The SNP are not fighting the referendum on a platform of radical change and the Labour Party is not defending the Union by offering the possibility of radical change – they are both in their own ways defending the status quo.  There have been attempts to inject radicalism into the Yes campaign, including Nicola Sturgeon making the case that an independent Scotland will be wealthier – but also fairer.  The Labour Party has recognised that the Better Together Campaign has alienated much of the labour movement.  It eventually realised that just saying ‘no’ in alliance with the coalition partners would prevent trade unions and many Labour Party members from becoming involved in the campaign.

In this section, chapters identify key areas that present a particular political challenge to the labour movement.

The challenge for the environment where unplanned market capitalism drives our environmental problems. How do we integrate the labour movement’s traditional concerns for social justice, worthwhile employment, equality and human rights with the need to stop climate change? We know what needs to be done, but the demands of global capitalism prevent it happening and government action is too timid.

The labour movement also has to address the challenge of the EU. This is particularly important now that the campaign for a referendum on membership of the EU has come to overlap with the referendum on Scottish independence as it is even harder to untangle the issues.  While the EU has delivered the benefits of ‘Social Europe’, this chapter identifies the issues that are concerning and asks whether at the very time workers across Europe are rejecting austerity that the independence referendum does not result in us walking blindly into an EU nightmare.

The challenge of defence policy after the SNP has taken contradictory positions of agreeing that an independent Scotland would seek membership of NATO while at the same time demanding the removal of Trident submarines.  This chapter explores the likely pressures from the EU and NATO as well as business interests that will be brought to bear on a future Government.  It is argued that the removal of Trident should not depend on a yes vote at the referendum, but be fought for across the UK.

The challenge for the Scottish Labour Party includes the loss of support with the bonds that existed between it and working class voters already weakened and its breach with the trade unions making this worse.  While Scottish Labour did not adopt the market-oriented policies of New Labour, it was reluctant to explain why. This loss of support is emphasised in Scotland where the Party is challenged, not from the right, but by a Party which claims the mantle of social democracy.

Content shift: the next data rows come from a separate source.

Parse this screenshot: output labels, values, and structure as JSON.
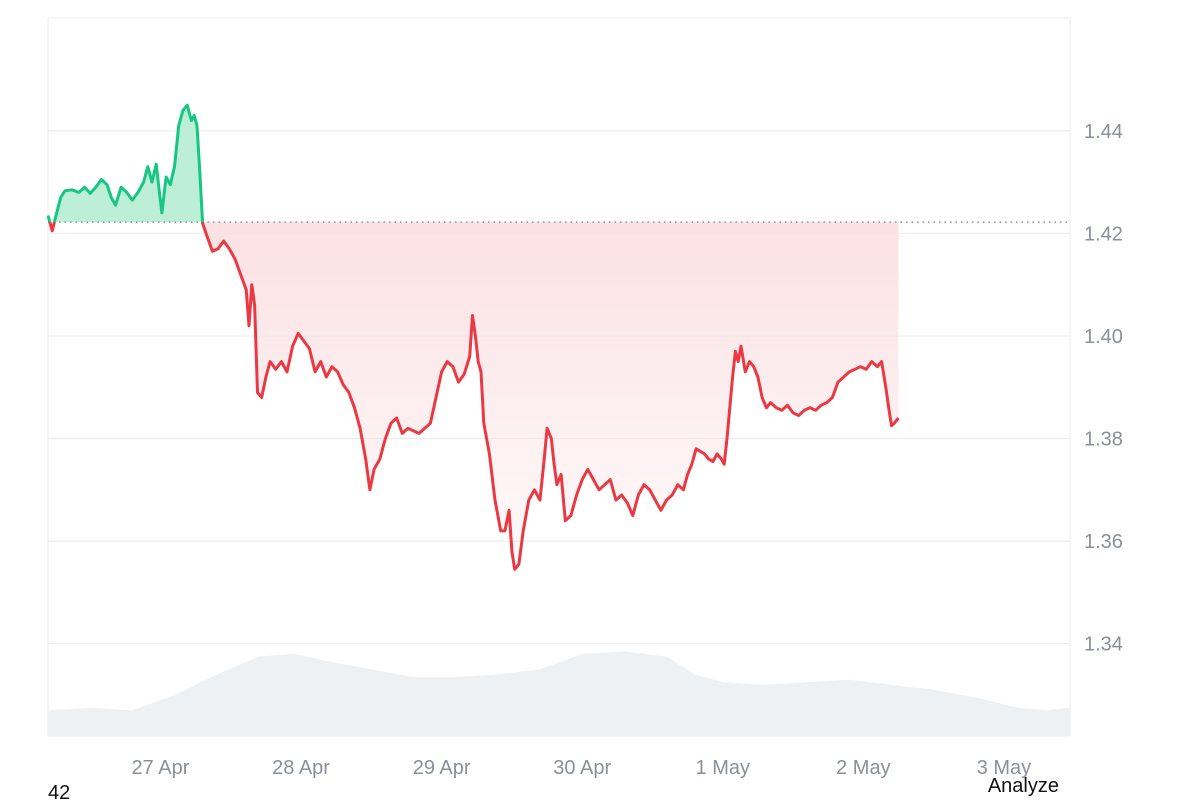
{
  "chart_data": {
    "type": "area",
    "series_name": "",
    "baseline": 1.4222,
    "ylim": [
      1.322,
      1.462
    ],
    "yticks": [
      1.34,
      1.36,
      1.38,
      1.4,
      1.42,
      1.44
    ],
    "ytick_labels": [
      "1.34",
      "1.36",
      "1.38",
      "1.40",
      "1.42",
      "1.44"
    ],
    "x_range_days": [
      0,
      7.27
    ],
    "xticks": [
      {
        "day": 0.8,
        "label": "27 Apr"
      },
      {
        "day": 1.8,
        "label": "28 Apr"
      },
      {
        "day": 2.8,
        "label": "29 Apr"
      },
      {
        "day": 3.8,
        "label": "30 Apr"
      },
      {
        "day": 4.8,
        "label": "1 May"
      },
      {
        "day": 5.8,
        "label": "2 May"
      },
      {
        "day": 6.8,
        "label": "3 May"
      }
    ],
    "price": [
      [
        0.0,
        1.4235
      ],
      [
        0.03,
        1.4205
      ],
      [
        0.06,
        1.4238
      ],
      [
        0.09,
        1.427
      ],
      [
        0.12,
        1.4283
      ],
      [
        0.17,
        1.4285
      ],
      [
        0.22,
        1.428
      ],
      [
        0.26,
        1.429
      ],
      [
        0.3,
        1.4278
      ],
      [
        0.34,
        1.429
      ],
      [
        0.38,
        1.4305
      ],
      [
        0.42,
        1.4295
      ],
      [
        0.45,
        1.427
      ],
      [
        0.48,
        1.4255
      ],
      [
        0.52,
        1.429
      ],
      [
        0.56,
        1.428
      ],
      [
        0.6,
        1.4265
      ],
      [
        0.64,
        1.428
      ],
      [
        0.68,
        1.43
      ],
      [
        0.71,
        1.433
      ],
      [
        0.74,
        1.43
      ],
      [
        0.77,
        1.4335
      ],
      [
        0.79,
        1.4285
      ],
      [
        0.81,
        1.424
      ],
      [
        0.84,
        1.431
      ],
      [
        0.87,
        1.4295
      ],
      [
        0.9,
        1.433
      ],
      [
        0.93,
        1.441
      ],
      [
        0.96,
        1.444
      ],
      [
        0.99,
        1.445
      ],
      [
        1.02,
        1.442
      ],
      [
        1.04,
        1.443
      ],
      [
        1.06,
        1.441
      ],
      [
        1.08,
        1.432
      ],
      [
        1.1,
        1.422
      ],
      [
        1.13,
        1.4195
      ],
      [
        1.17,
        1.4165
      ],
      [
        1.21,
        1.417
      ],
      [
        1.25,
        1.4185
      ],
      [
        1.29,
        1.417
      ],
      [
        1.33,
        1.415
      ],
      [
        1.37,
        1.412
      ],
      [
        1.41,
        1.409
      ],
      [
        1.43,
        1.402
      ],
      [
        1.45,
        1.41
      ],
      [
        1.47,
        1.406
      ],
      [
        1.49,
        1.389
      ],
      [
        1.52,
        1.388
      ],
      [
        1.55,
        1.392
      ],
      [
        1.58,
        1.395
      ],
      [
        1.62,
        1.3935
      ],
      [
        1.66,
        1.395
      ],
      [
        1.7,
        1.393
      ],
      [
        1.74,
        1.398
      ],
      [
        1.78,
        1.4005
      ],
      [
        1.82,
        1.399
      ],
      [
        1.86,
        1.3975
      ],
      [
        1.9,
        1.393
      ],
      [
        1.94,
        1.395
      ],
      [
        1.98,
        1.392
      ],
      [
        2.02,
        1.394
      ],
      [
        2.06,
        1.393
      ],
      [
        2.1,
        1.3905
      ],
      [
        2.14,
        1.389
      ],
      [
        2.18,
        1.386
      ],
      [
        2.22,
        1.382
      ],
      [
        2.26,
        1.376
      ],
      [
        2.29,
        1.37
      ],
      [
        2.32,
        1.374
      ],
      [
        2.36,
        1.376
      ],
      [
        2.4,
        1.38
      ],
      [
        2.44,
        1.383
      ],
      [
        2.48,
        1.384
      ],
      [
        2.52,
        1.381
      ],
      [
        2.56,
        1.382
      ],
      [
        2.6,
        1.3815
      ],
      [
        2.64,
        1.381
      ],
      [
        2.68,
        1.382
      ],
      [
        2.72,
        1.383
      ],
      [
        2.76,
        1.388
      ],
      [
        2.8,
        1.393
      ],
      [
        2.84,
        1.395
      ],
      [
        2.88,
        1.394
      ],
      [
        2.92,
        1.391
      ],
      [
        2.96,
        1.3925
      ],
      [
        3.0,
        1.396
      ],
      [
        3.02,
        1.404
      ],
      [
        3.04,
        1.4
      ],
      [
        3.06,
        1.395
      ],
      [
        3.08,
        1.393
      ],
      [
        3.1,
        1.383
      ],
      [
        3.14,
        1.377
      ],
      [
        3.18,
        1.368
      ],
      [
        3.22,
        1.362
      ],
      [
        3.25,
        1.362
      ],
      [
        3.28,
        1.366
      ],
      [
        3.3,
        1.358
      ],
      [
        3.32,
        1.3545
      ],
      [
        3.35,
        1.3555
      ],
      [
        3.38,
        1.362
      ],
      [
        3.42,
        1.368
      ],
      [
        3.46,
        1.37
      ],
      [
        3.5,
        1.368
      ],
      [
        3.53,
        1.376
      ],
      [
        3.55,
        1.382
      ],
      [
        3.58,
        1.38
      ],
      [
        3.6,
        1.375
      ],
      [
        3.62,
        1.371
      ],
      [
        3.65,
        1.373
      ],
      [
        3.68,
        1.364
      ],
      [
        3.72,
        1.365
      ],
      [
        3.76,
        1.369
      ],
      [
        3.8,
        1.372
      ],
      [
        3.84,
        1.374
      ],
      [
        3.88,
        1.372
      ],
      [
        3.92,
        1.37
      ],
      [
        3.96,
        1.371
      ],
      [
        4.0,
        1.372
      ],
      [
        4.04,
        1.368
      ],
      [
        4.08,
        1.369
      ],
      [
        4.12,
        1.3675
      ],
      [
        4.16,
        1.365
      ],
      [
        4.2,
        1.369
      ],
      [
        4.24,
        1.371
      ],
      [
        4.28,
        1.37
      ],
      [
        4.32,
        1.368
      ],
      [
        4.36,
        1.366
      ],
      [
        4.4,
        1.368
      ],
      [
        4.44,
        1.369
      ],
      [
        4.48,
        1.371
      ],
      [
        4.52,
        1.37
      ],
      [
        4.55,
        1.373
      ],
      [
        4.58,
        1.375
      ],
      [
        4.61,
        1.378
      ],
      [
        4.64,
        1.3775
      ],
      [
        4.67,
        1.377
      ],
      [
        4.7,
        1.376
      ],
      [
        4.73,
        1.3755
      ],
      [
        4.76,
        1.377
      ],
      [
        4.79,
        1.376
      ],
      [
        4.81,
        1.375
      ],
      [
        4.83,
        1.38
      ],
      [
        4.85,
        1.386
      ],
      [
        4.87,
        1.392
      ],
      [
        4.89,
        1.397
      ],
      [
        4.91,
        1.395
      ],
      [
        4.93,
        1.398
      ],
      [
        4.96,
        1.393
      ],
      [
        4.99,
        1.395
      ],
      [
        5.02,
        1.394
      ],
      [
        5.05,
        1.392
      ],
      [
        5.08,
        1.388
      ],
      [
        5.11,
        1.386
      ],
      [
        5.14,
        1.387
      ],
      [
        5.18,
        1.386
      ],
      [
        5.22,
        1.3855
      ],
      [
        5.26,
        1.3865
      ],
      [
        5.3,
        1.385
      ],
      [
        5.34,
        1.3845
      ],
      [
        5.38,
        1.3855
      ],
      [
        5.42,
        1.386
      ],
      [
        5.46,
        1.3855
      ],
      [
        5.5,
        1.3865
      ],
      [
        5.54,
        1.387
      ],
      [
        5.58,
        1.388
      ],
      [
        5.62,
        1.391
      ],
      [
        5.66,
        1.392
      ],
      [
        5.7,
        1.393
      ],
      [
        5.74,
        1.3935
      ],
      [
        5.78,
        1.394
      ],
      [
        5.82,
        1.3935
      ],
      [
        5.86,
        1.395
      ],
      [
        5.9,
        1.394
      ],
      [
        5.93,
        1.395
      ],
      [
        5.96,
        1.39
      ],
      [
        5.98,
        1.386
      ],
      [
        6.0,
        1.3825
      ],
      [
        6.02,
        1.383
      ],
      [
        6.05,
        1.384
      ]
    ],
    "volume": [
      [
        0.0,
        1.327
      ],
      [
        0.3,
        1.3275
      ],
      [
        0.6,
        1.327
      ],
      [
        0.9,
        1.33
      ],
      [
        1.2,
        1.334
      ],
      [
        1.5,
        1.3375
      ],
      [
        1.75,
        1.338
      ],
      [
        2.0,
        1.3365
      ],
      [
        2.3,
        1.335
      ],
      [
        2.6,
        1.3335
      ],
      [
        2.9,
        1.3335
      ],
      [
        3.2,
        1.334
      ],
      [
        3.5,
        1.335
      ],
      [
        3.8,
        1.338
      ],
      [
        4.1,
        1.3385
      ],
      [
        4.4,
        1.3375
      ],
      [
        4.6,
        1.334
      ],
      [
        4.8,
        1.3325
      ],
      [
        5.1,
        1.332
      ],
      [
        5.4,
        1.3325
      ],
      [
        5.7,
        1.333
      ],
      [
        6.0,
        1.332
      ],
      [
        6.3,
        1.331
      ],
      [
        6.6,
        1.3295
      ],
      [
        6.9,
        1.3275
      ],
      [
        7.1,
        1.327
      ],
      [
        7.27,
        1.3275
      ]
    ],
    "colors": {
      "up_line": "#16c784",
      "up_fill": "#bdeed6",
      "down_line": "#ea3943",
      "down_fill": "#fbdfe1",
      "volume_fill": "#eef1f4",
      "grid": "#e9ebee",
      "baseline_dots": "#7a7f87"
    }
  },
  "corner_left_text": "42",
  "analyze_label": "Analyze"
}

The challenge for trade unions in Scotland has been to enable union members to have a clear understanding of the arguments of the Yes and the No camps and to consult their members.  The STUC and many of its affiliated unions have focused the referendum debate on how to achieve social justice in Scotland.

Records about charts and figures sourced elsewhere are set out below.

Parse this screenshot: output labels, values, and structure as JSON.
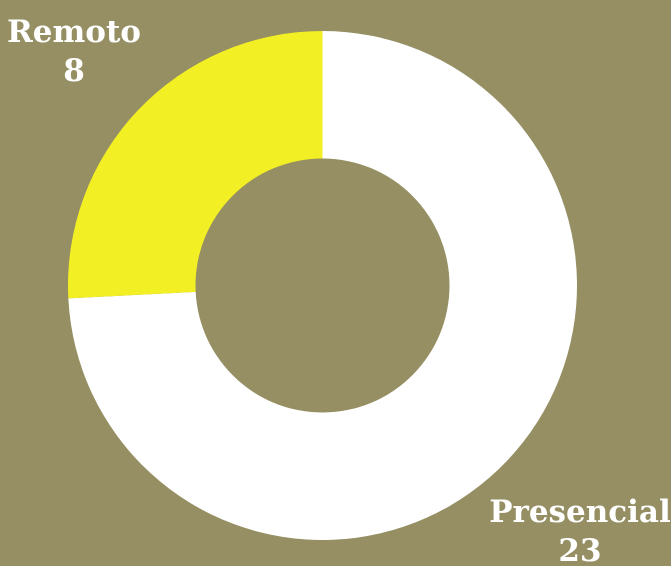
{
  "background_color": "#958f63",
  "chart_data": {
    "type": "pie",
    "variant": "donut",
    "slices": [
      {
        "label": "Presencial",
        "value": 23,
        "display_value": "23",
        "color": "#ffffff"
      },
      {
        "label": "Remoto",
        "value": 8,
        "display_value": "8",
        "color": "#f2ef24"
      }
    ],
    "legend": "none"
  }
}
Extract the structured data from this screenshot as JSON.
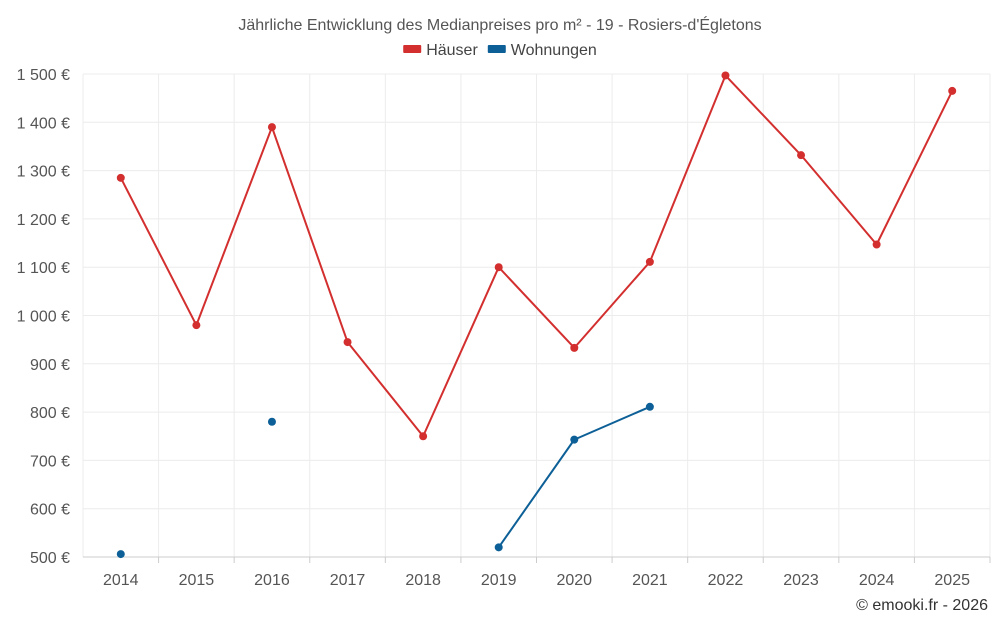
{
  "chart_data": {
    "type": "line",
    "title": "Jährliche Entwicklung des Medianpreises pro m² - 19 - Rosiers-d'Égletons",
    "categories": [
      "2014",
      "2015",
      "2016",
      "2017",
      "2018",
      "2019",
      "2020",
      "2021",
      "2022",
      "2023",
      "2024",
      "2025"
    ],
    "series": [
      {
        "name": "Häuser",
        "color": "#d32f2f",
        "values": [
          1285,
          980,
          1390,
          945,
          750,
          1100,
          933,
          1111,
          1497,
          1332,
          1147,
          1465
        ]
      },
      {
        "name": "Wohnungen",
        "color": "#0d6097",
        "values": [
          506,
          null,
          780,
          null,
          null,
          520,
          743,
          811,
          null,
          null,
          null,
          null
        ]
      }
    ],
    "ylim": [
      500,
      1500
    ],
    "yticks": [
      500,
      600,
      700,
      800,
      900,
      1000,
      1100,
      1200,
      1300,
      1400,
      1500
    ],
    "ytick_labels": [
      "500 €",
      "600 €",
      "700 €",
      "800 €",
      "900 €",
      "1 000 €",
      "1 100 €",
      "1 200 €",
      "1 300 €",
      "1 400 €",
      "1 500 €"
    ],
    "xlabel": "",
    "ylabel": "",
    "grid": true,
    "legend_position": "top-center"
  },
  "credit": "© emooki.fr - 2026"
}
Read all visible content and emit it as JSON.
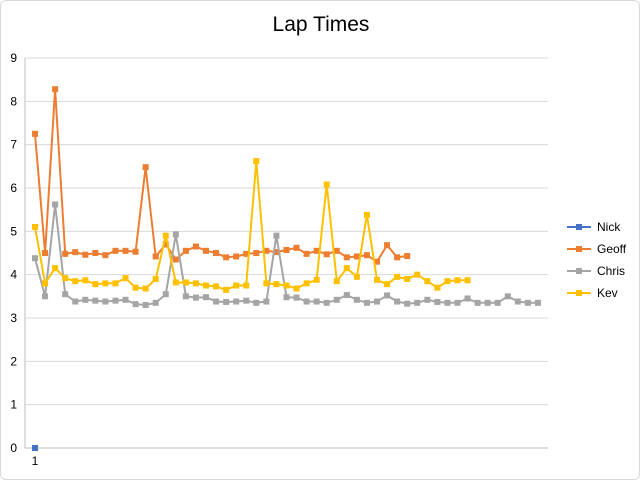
{
  "chart_data": {
    "type": "line",
    "title": "Lap Times",
    "xlabel": "",
    "ylabel": "",
    "ylim": [
      0,
      9
    ],
    "y_ticks": [
      "0",
      "1",
      "2",
      "3",
      "4",
      "5",
      "6",
      "7",
      "8",
      "9"
    ],
    "x_tick_labels": [
      "1"
    ],
    "grid": "horizontal",
    "legend_position": "right",
    "series": [
      {
        "name": "Nick",
        "color": "#4472c4",
        "values": [
          0.0
        ]
      },
      {
        "name": "Geoff",
        "color": "#ed7d31",
        "values": [
          7.25,
          4.5,
          8.28,
          4.48,
          4.52,
          4.46,
          4.5,
          4.45,
          4.55,
          4.55,
          4.53,
          6.48,
          4.42,
          4.7,
          4.35,
          4.55,
          4.65,
          4.55,
          4.5,
          4.4,
          4.42,
          4.48,
          4.5,
          4.55,
          4.52,
          4.57,
          4.62,
          4.48,
          4.55,
          4.47,
          4.55,
          4.4,
          4.42,
          4.45,
          4.3,
          4.68,
          4.4,
          4.43
        ]
      },
      {
        "name": "Chris",
        "color": "#a5a5a5",
        "values": [
          4.38,
          3.5,
          5.62,
          3.55,
          3.38,
          3.42,
          3.4,
          3.38,
          3.4,
          3.42,
          3.32,
          3.3,
          3.35,
          3.55,
          4.93,
          3.5,
          3.47,
          3.48,
          3.38,
          3.37,
          3.38,
          3.4,
          3.35,
          3.38,
          4.9,
          3.48,
          3.47,
          3.38,
          3.38,
          3.35,
          3.42,
          3.53,
          3.42,
          3.35,
          3.38,
          3.52,
          3.38,
          3.33,
          3.35,
          3.42,
          3.37,
          3.35,
          3.35,
          3.45,
          3.35,
          3.35,
          3.35,
          3.5,
          3.38,
          3.35,
          3.35
        ]
      },
      {
        "name": "Kev",
        "color": "#ffc000",
        "values": [
          5.1,
          3.8,
          4.15,
          3.92,
          3.85,
          3.87,
          3.78,
          3.8,
          3.8,
          3.92,
          3.7,
          3.68,
          3.9,
          4.9,
          3.82,
          3.82,
          3.8,
          3.75,
          3.73,
          3.65,
          3.75,
          3.75,
          6.62,
          3.8,
          3.78,
          3.75,
          3.68,
          3.8,
          3.88,
          6.08,
          3.85,
          4.15,
          3.95,
          5.38,
          3.88,
          3.78,
          3.95,
          3.9,
          4.0,
          3.85,
          3.7,
          3.85,
          3.87,
          3.87
        ]
      }
    ]
  }
}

Challenging neoliberal economic orthodoxies recognises that the SNP’s approach to independence would operate within the constraints of fiscally conservative policies, particularly with its plan to reduce Corporation Tax. On the other hand, ‘Devo-Plus’ strategies that rest on the ‘moral hazard’ that occurs when a parliament spends but does not raise revenue, also adopt neoliberal ideas and limit powers for redistribution.  Fiscal policy, it is argued, should support the creation of a more equal society.

Conclusion

This edition of the Red Paper challenges those who look to constitutional change rather than political change.  Posing nation against class is a blind alley which will only reinforce the country’s exposure to the power of multinational capitalism.  If there is to be a lasting settlement for devolution, the status quo cannot be the only alternative. Along with the labour movements in other parts of the UK we should explore the best constitutional solution to enable fairer redistribution of wealth and greater democratic control of our economies.